Fisioterapi: Pengertian, Ruang Lingkup dan Wewenang

Fisioterapi: Pengertian, Ruang Lingkup dan Wewenang

Fisioterapi adalah pengetahuan yang menitikberatkan untuk menstabilkan atau memperbaiki masalah faedah alat gerak atau faedah fisik terganggu yang sehabis itu diikuti dengan sistem atau langkah terapi gerak.

Berdasarkan keputusan Menteri kebugaran Republik Indonesia No. 778 Tahun 2008 mengenai pedoman service Fisioterapi di fasilitas kesehatan, fisioterapi ialah suatu service kebugaran yang bertujuan untuk perseorangan dan atau golongan didalam upaya meluaskan, memelihara, dan memulihkan gerak dan faedah selama siklus kehidupan dengan mengenakan modalitas jasmani, agen fisik, mekanis, gerak, dan komunikasi. Fisioterapi dapat melatih pasien dengan olah raga eksklusif, penguluran dan beragam langkah dan menggunakan sebagian alat khusus untuk mengatasi permasalahan yang dihadapi pasien yang tidak dapat ditangani dengan latihan–latihan fisioterapi.

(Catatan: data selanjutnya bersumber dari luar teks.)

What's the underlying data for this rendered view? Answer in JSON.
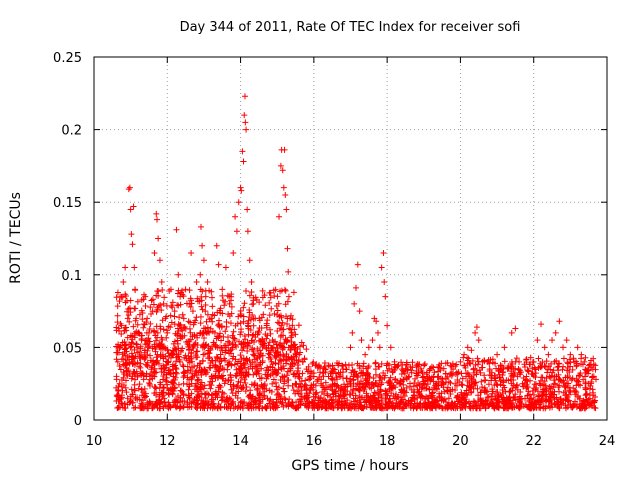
{
  "chart_data": {
    "type": "scatter",
    "title": "Day 344 of 2011, Rate Of TEC Index for receiver sofi",
    "xlabel": "GPS time / hours",
    "ylabel": "ROTI / TECUs",
    "xlim": [
      10,
      24
    ],
    "ylim": [
      0,
      0.25
    ],
    "x_ticks": [
      "10",
      "12",
      "14",
      "16",
      "18",
      "20",
      "22",
      "24"
    ],
    "y_ticks": [
      "0",
      "0.05",
      "0.1",
      "0.15",
      "0.2",
      "0.25"
    ],
    "grid": true,
    "marker": "+",
    "series": [
      {
        "color": "#ff0000",
        "points": [
          [
            10.65,
            0.04
          ],
          [
            10.7,
            0.025
          ],
          [
            10.75,
            0.065
          ],
          [
            10.8,
            0.095
          ],
          [
            10.85,
            0.105
          ],
          [
            10.9,
            0.082
          ],
          [
            10.92,
            0.07
          ],
          [
            10.95,
            0.159
          ],
          [
            10.98,
            0.16
          ],
          [
            11.0,
            0.145
          ],
          [
            11.02,
            0.128
          ],
          [
            11.05,
            0.121
          ],
          [
            11.08,
            0.147
          ],
          [
            11.1,
            0.105
          ],
          [
            11.12,
            0.09
          ],
          [
            11.15,
            0.07
          ],
          [
            11.2,
            0.06
          ],
          [
            11.3,
            0.055
          ],
          [
            11.4,
            0.085
          ],
          [
            11.45,
            0.07
          ],
          [
            11.5,
            0.06
          ],
          [
            11.6,
            0.075
          ],
          [
            11.65,
            0.115
          ],
          [
            11.7,
            0.142
          ],
          [
            11.72,
            0.138
          ],
          [
            11.75,
            0.125
          ],
          [
            11.8,
            0.11
          ],
          [
            11.85,
            0.095
          ],
          [
            11.9,
            0.08
          ],
          [
            11.95,
            0.07
          ],
          [
            12.0,
            0.06
          ],
          [
            12.1,
            0.09
          ],
          [
            12.2,
            0.075
          ],
          [
            12.25,
            0.131
          ],
          [
            12.3,
            0.1
          ],
          [
            12.35,
            0.085
          ],
          [
            12.45,
            0.07
          ],
          [
            12.5,
            0.09
          ],
          [
            12.6,
            0.08
          ],
          [
            12.65,
            0.115
          ],
          [
            12.7,
            0.075
          ],
          [
            12.8,
            0.095
          ],
          [
            12.9,
            0.1
          ],
          [
            12.92,
            0.133
          ],
          [
            12.95,
            0.12
          ],
          [
            13.0,
            0.11
          ],
          [
            13.05,
            0.085
          ],
          [
            13.1,
            0.095
          ],
          [
            13.2,
            0.07
          ],
          [
            13.3,
            0.06
          ],
          [
            13.35,
            0.12
          ],
          [
            13.4,
            0.107
          ],
          [
            13.5,
            0.09
          ],
          [
            13.6,
            0.105
          ],
          [
            13.7,
            0.08
          ],
          [
            13.8,
            0.115
          ],
          [
            13.85,
            0.14
          ],
          [
            13.9,
            0.13
          ],
          [
            13.95,
            0.15
          ],
          [
            14.0,
            0.16
          ],
          [
            14.02,
            0.158
          ],
          [
            14.05,
            0.185
          ],
          [
            14.08,
            0.178
          ],
          [
            14.1,
            0.21
          ],
          [
            14.12,
            0.223
          ],
          [
            14.13,
            0.205
          ],
          [
            14.15,
            0.2
          ],
          [
            14.18,
            0.145
          ],
          [
            14.2,
            0.13
          ],
          [
            14.25,
            0.11
          ],
          [
            14.3,
            0.095
          ],
          [
            14.35,
            0.08
          ],
          [
            14.4,
            0.07
          ],
          [
            14.5,
            0.06
          ],
          [
            14.6,
            0.055
          ],
          [
            14.7,
            0.05
          ],
          [
            14.8,
            0.045
          ],
          [
            15.05,
            0.14
          ],
          [
            15.1,
            0.175
          ],
          [
            15.12,
            0.186
          ],
          [
            15.15,
            0.172
          ],
          [
            15.18,
            0.16
          ],
          [
            15.2,
            0.186
          ],
          [
            15.22,
            0.155
          ],
          [
            15.25,
            0.145
          ],
          [
            15.28,
            0.118
          ],
          [
            15.3,
            0.102
          ],
          [
            15.32,
            0.085
          ],
          [
            15.35,
            0.07
          ],
          [
            15.4,
            0.06
          ],
          [
            15.5,
            0.05
          ],
          [
            15.6,
            0.045
          ],
          [
            15.7,
            0.04
          ],
          [
            15.8,
            0.035
          ],
          [
            15.9,
            0.03
          ],
          [
            16.0,
            0.03
          ],
          [
            16.2,
            0.028
          ],
          [
            16.4,
            0.03
          ],
          [
            16.6,
            0.032
          ],
          [
            16.8,
            0.035
          ],
          [
            17.0,
            0.05
          ],
          [
            17.05,
            0.06
          ],
          [
            17.1,
            0.08
          ],
          [
            17.15,
            0.091
          ],
          [
            17.2,
            0.107
          ],
          [
            17.25,
            0.075
          ],
          [
            17.3,
            0.055
          ],
          [
            17.4,
            0.045
          ],
          [
            17.5,
            0.05
          ],
          [
            17.6,
            0.055
          ],
          [
            17.65,
            0.07
          ],
          [
            17.7,
            0.068
          ],
          [
            17.75,
            0.06
          ],
          [
            17.8,
            0.05
          ],
          [
            17.85,
            0.105
          ],
          [
            17.9,
            0.115
          ],
          [
            17.92,
            0.095
          ],
          [
            17.95,
            0.085
          ],
          [
            18.0,
            0.065
          ],
          [
            18.1,
            0.05
          ],
          [
            18.2,
            0.04
          ],
          [
            18.4,
            0.035
          ],
          [
            18.6,
            0.03
          ],
          [
            18.8,
            0.032
          ],
          [
            19.0,
            0.03
          ],
          [
            19.2,
            0.028
          ],
          [
            19.4,
            0.03
          ],
          [
            19.6,
            0.032
          ],
          [
            19.8,
            0.035
          ],
          [
            20.0,
            0.04
          ],
          [
            20.1,
            0.045
          ],
          [
            20.2,
            0.05
          ],
          [
            20.3,
            0.048
          ],
          [
            20.4,
            0.06
          ],
          [
            20.45,
            0.064
          ],
          [
            20.5,
            0.055
          ],
          [
            20.6,
            0.04
          ],
          [
            20.8,
            0.035
          ],
          [
            21.0,
            0.045
          ],
          [
            21.2,
            0.05
          ],
          [
            21.4,
            0.06
          ],
          [
            21.5,
            0.063
          ],
          [
            21.6,
            0.04
          ],
          [
            21.8,
            0.03
          ],
          [
            22.0,
            0.04
          ],
          [
            22.1,
            0.055
          ],
          [
            22.2,
            0.066
          ],
          [
            22.3,
            0.05
          ],
          [
            22.4,
            0.045
          ],
          [
            22.5,
            0.055
          ],
          [
            22.6,
            0.06
          ],
          [
            22.7,
            0.068
          ],
          [
            22.8,
            0.05
          ],
          [
            22.9,
            0.055
          ],
          [
            23.0,
            0.045
          ],
          [
            23.1,
            0.04
          ],
          [
            23.2,
            0.05
          ],
          [
            23.3,
            0.045
          ],
          [
            23.4,
            0.03
          ],
          [
            23.5,
            0.025
          ],
          [
            23.6,
            0.03
          ],
          [
            23.7,
            0.028
          ]
        ]
      }
    ],
    "band_note": "dense cloud of points between x 10.6 and 23.7"
  }
}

Orang yang melakukan service Fisioterapi dikenal Fisioterapis. Fisioterapis ialah seorang yang udah lulus pendidikan fisioterapi cocok dengan regulasi perundang-undangan yang sah.
Sudut pandang service Fisioterapi termasuk upaya peningkatan kesehatan, penghindaran penyakit, pemulihan dan pengobatan masalah sistem gerak dan faedah didalam rentang kehidupan dari praseminasi hingga kematian, yang terdiri dari upaya-upaya:

Peningkatan dan penghindaran (promotif dan preventif), service fisioterapi dapat dikerjakan terhadap pusat kebugaran, pusat kebugaran kerja, sekolah, kantor, pusat panti usia lanjut, pusat olah raga, kawasan kerja atau pabrik dan terhadap pusat-pusat service umum.
Pemulihan dan pengobatan (Kuratif dan Rehabilitatif), service fisioterapi dapat dikerjakan terhadap rumah sakit, rumah perawatan, panti asuhan, pusat rehabilitasi, lokasi praktik, klinik eksklusif, klinik rawat jalan, puskesmas, rumah area tinggal, pusat pendidikan dan riset.
Menurut area lingkup service fisioterapi dan tuntutan permintaan masyarakat, dibagi menjadi:
a. Fisioterapi kebugaran perempuan
b. Fisioterapi Tumbuh kembang Anak
c. Fisioterapi kebugaran dan keselamatan kerja
d. Fisioterapi usia Lanjut
e. Fisioterapi olah raga
f. Fisioterapi kebugaran masyarakat
g. Fisioterapi service Medik: ekspansi service fisioterapi service medik dilandasi terhadap perincian kasus kebugaran penderita, layaknya fisioterapi Muskuloskeletal (pemulihan dan pengobatan masalah anggota gerak badan terdiri dari otot, tulang, sendi, jaringan ikat), Fisioterapi Kardiovaskulopulmonal (pemulihan dan pengobatan terhadap masalah jantung, pembuluh darah, dan paru), Fisioterapi Neuromuskular (pemulihan dan pengobatan terhadap masalah sistem saraf sentral dan sistem saraf tepi), Fisioterapi Integument (pemulihan dan pengobatan terhadap keburukan jasmani dan kulit).

Fisioterapi didalam menggerakkan praktik fisioterapi berhak untuk melaksanakan:
a. Asesment Fisioterapi;
b. dianosis Fisioterapi;
c. perencanaan Fisioterapi;
d. intervensi Fisioterapi;
e. evaluasi atau re-evaluasi atau re-asesmen.

Fisioterapi dapat melakukan praktik Fisioterapi terhadap saranan kesehatan, praktik perseorangan dan atau berkelompok. Fisioterapi didalam melakukan praktik Fisioterapi dapat terima pasien atau pembeli dengan atau tanpa rujukan.

Ada beragam macam tingkatan pendidikan Fisioterapi di Indonesia kala ini ialah: D3, D4 dan S1+Pendidikan profesi, gelar pendidikan Fisioterapi di Indonesia ialah: D3 (A. Md. Ft atau A. Md. Fis), D4 (S. St. Ft) S1 (S. Ft atau S. Fis) dan gelar pendidikan profesi Fisioterapi dikenal dengan Fisioterapis (Ftr).